The Tibetan emperor of the time was preoccupied with an internal power struggle with a rival clan. Consequently, the Tibetans lost their strong grip on the Tarim Basin states in 692, although they continued to maintain a presence there, especially along the southern rim. The Han Chinese had a long tradition of trade relations with these states from their stronghold in Turfan, which classical Chinese histories refer to as “tribute missions.” Thus, although Tang China now became the dominant foreign power in much of the Tarim Basin beyond Turfan, this was on the basis of trade, not political or military control, particularly in the southern states.
In 703, the Tibetans formed an alliance with the Eastern Turks against the Tang forces at the eastern end of the Tarim Basin, but were unsuccessful in turning them out from Turfan. The Western Turks also set themselves against the Tang troops, but on the western front, and succeeded in ousting them from Suyab. The Western Turks then established the Turgish Turks, one of their subtribes, as rulers over northern West Turkistan. The Turgish homeland was the area around Suyab itself.

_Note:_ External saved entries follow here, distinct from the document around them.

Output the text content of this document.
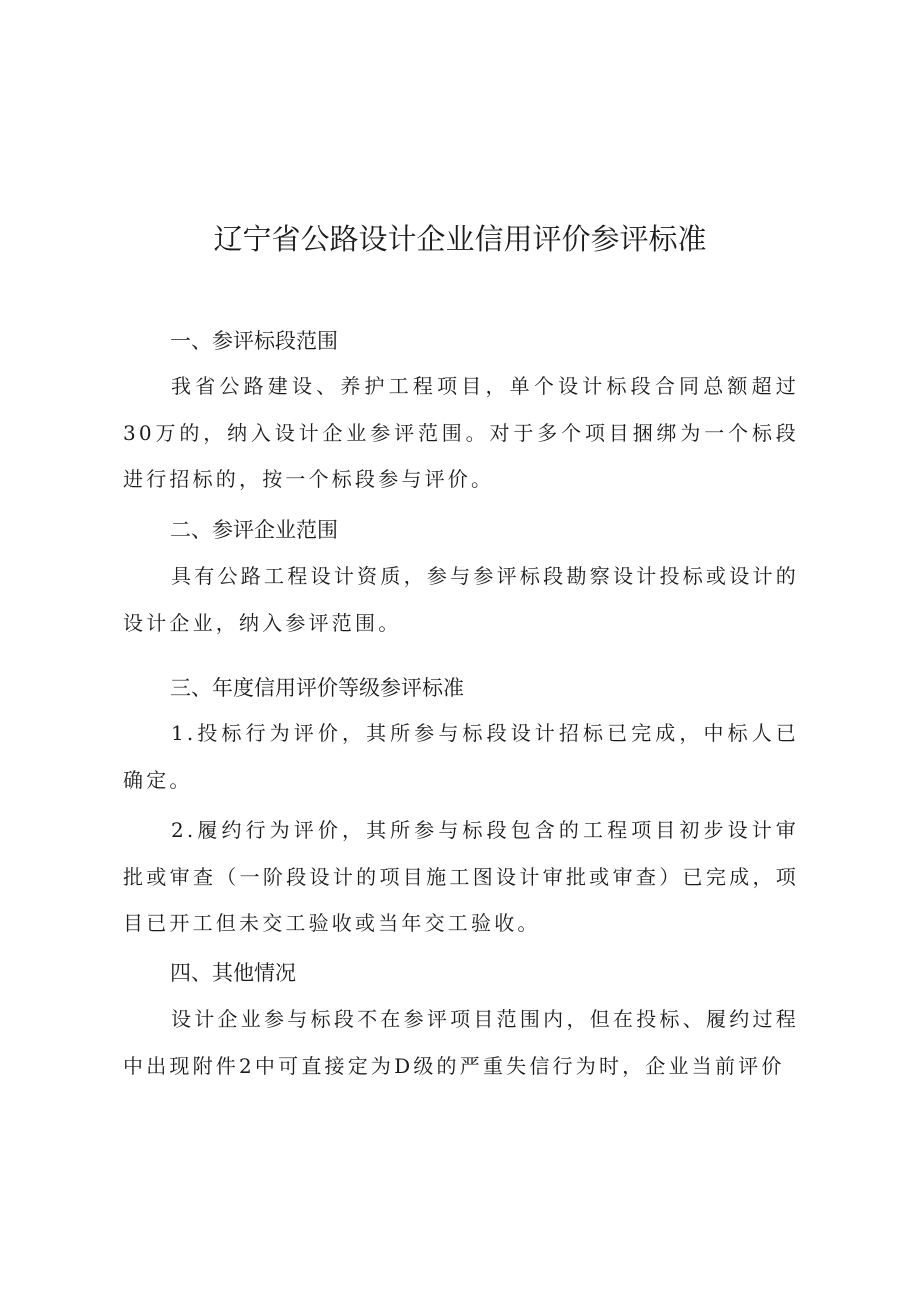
辽宁省公路设计企业信用评价参评标准
一、参评标段范围

我省公路建设、养护工程项目，单个设计标段合同总额超过30万的，纳入设计企业参评范围。对于多个项目捆绑为一个标段进行招标的，按一个标段参与评价。

二、参评企业范围

具有公路工程设计资质，参与参评标段勘察设计投标或设计的设计企业，纳入参评范围。

三、年度信用评价等级参评标准

1.投标行为评价，其所参与标段设计招标已完成，中标人已确定。

2.履约行为评价，其所参与标段包含的工程项目初步设计审批或审查（一阶段设计的项目施工图设计审批或审查）已完成，项目已开工但未交工验收或当年交工验收。

四、其他情况

设计企业参与标段不在参评项目范围内，但在投标、履约过程中出现附件2中可直接定为D级的严重失信行为时，企业当前评价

The Tibetans now allied themselves with the Turki Shahis of Gandhara and attempted, in 705, to drive the already weakened Umayyad forces from Bactria. For the time being, the Arabs were able to hold their ground. However, in 708, during the rule of Caliph al-Walid I (r. 705-715), the Turki Shahi prince, Nazaktar Khan, expelled the Umayyads from Bactria and established a fanatic Buddhist rule for several years. He even beheaded the former abbot of Nava Vihara who had converted to Islam.
Despite their loss of Bactria, the Umayyad forces continued to hold Bukhara in Sogdia. Advancing from the north, the Turgish took control of the rest of Sogdia and expanded beyond, taking Kashgar and Kucha in the western Tarim Basin. The Eastern Turks, another Tibetan ally, then entered the power struggle for Sogdia and, coming through Dzungaria, attacked the Turgish from the north, eventually capturing the Turgish homeland in Suyab. With the attention of the Turgish focused on their northern front, the Umayyad troops took advantage of the opportunity and, advancing from Bukhara, took Samarkand from the southernmost stretches of the Turgish domain.
The Umayyad Arabs’ initial hold on Bactria was not very strong and, consequently, their advance into Sogdia was very slow. They lacked the strength to launch attacks at will, but had to wait for moments of military distraction among the other major powers vying for Sogdia in order to make any progress. They were certainly not engaged in a holy war trying to spread Islam throughout Central Asia, but merely one of several power brokers struggling for political and territorial gain. The Arab General Qutaiba built the first mosque of Sogdia in Bukhara in 712. The fact that the next one was not built there until 771 indicates how slow the spread of Islam in fact was.